The cure for this ill is not to sit still,
Or frowst with a book by the fire;
But to take a large hoe and a shovel also,
And dig till you gently perspire;

In the penultimate stanza, the poet tells the reader how he would lose the dreadful hump. The sun, the wind and the Djinn of the Garden are the ones who would take away the “horrible hump”. The disappearance of the hump is made into a magical occurrence with the introduction of the term “Djinn”. The last line of this stanza is a repetition of the last line of the 4th stanza.


And then you will find that the sun and the wind,
And the Djinn of the Garden too,
Have lifted the hump-
The horrible hump-
The hump that is black and blue!

The last stanza is almost a repetition of the second stanza. According to the poetic persona everyone who leads an inactive life is at the risk of getting the dreaded lumpy hump. 

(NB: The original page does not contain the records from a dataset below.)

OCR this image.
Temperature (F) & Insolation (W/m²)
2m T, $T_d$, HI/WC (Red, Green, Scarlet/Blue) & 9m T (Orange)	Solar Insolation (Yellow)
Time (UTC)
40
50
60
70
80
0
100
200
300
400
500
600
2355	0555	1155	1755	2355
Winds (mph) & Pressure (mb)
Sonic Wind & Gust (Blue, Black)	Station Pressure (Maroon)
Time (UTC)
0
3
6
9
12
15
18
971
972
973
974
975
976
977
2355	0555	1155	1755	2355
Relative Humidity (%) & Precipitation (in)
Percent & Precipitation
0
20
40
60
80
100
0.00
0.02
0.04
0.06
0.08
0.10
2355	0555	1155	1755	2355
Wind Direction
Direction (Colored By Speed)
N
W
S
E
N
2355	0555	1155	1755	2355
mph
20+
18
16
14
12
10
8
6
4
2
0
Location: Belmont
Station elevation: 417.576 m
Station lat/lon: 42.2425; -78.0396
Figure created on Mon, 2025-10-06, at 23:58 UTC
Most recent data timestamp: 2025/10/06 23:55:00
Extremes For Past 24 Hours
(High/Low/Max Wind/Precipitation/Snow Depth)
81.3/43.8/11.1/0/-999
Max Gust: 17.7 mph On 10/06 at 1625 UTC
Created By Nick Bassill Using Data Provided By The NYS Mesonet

I get it as well as you-oo-oo-
If I haven't enough to do-oo-oo!
We all get hump-
Cameelious hump-
Kiddies and grown-ups too!

Kipling offers social criticism through humour in this poem. In that sense, one might call the poem didactic. Kipling is pointing out that the empire had brought in so much wealth that people have forgotten the Protestant Work Ethics base on frugality, simple living and hard work that had made the British Empire possible. They have so much leisure which they spend on inactive pursuits such as writing and reading. Consequently, they develop humps – they become ugly and unhealthy.  The awful warning is that unless they shaped up they would find themselves in a corner of someone’s zoo locked up as curiosities for people to come and gawk at. A dreadful thought in deed! 

Questions:

1.      Kipling in “The Camel’s Hump” is illustrating the repercussions of lack of self-discipline in a humorous way. Discuss.

2.      “Humour” poems are not purely humourous. Do you agree? Take at least two of the poems in the syllabus and discus the above statement.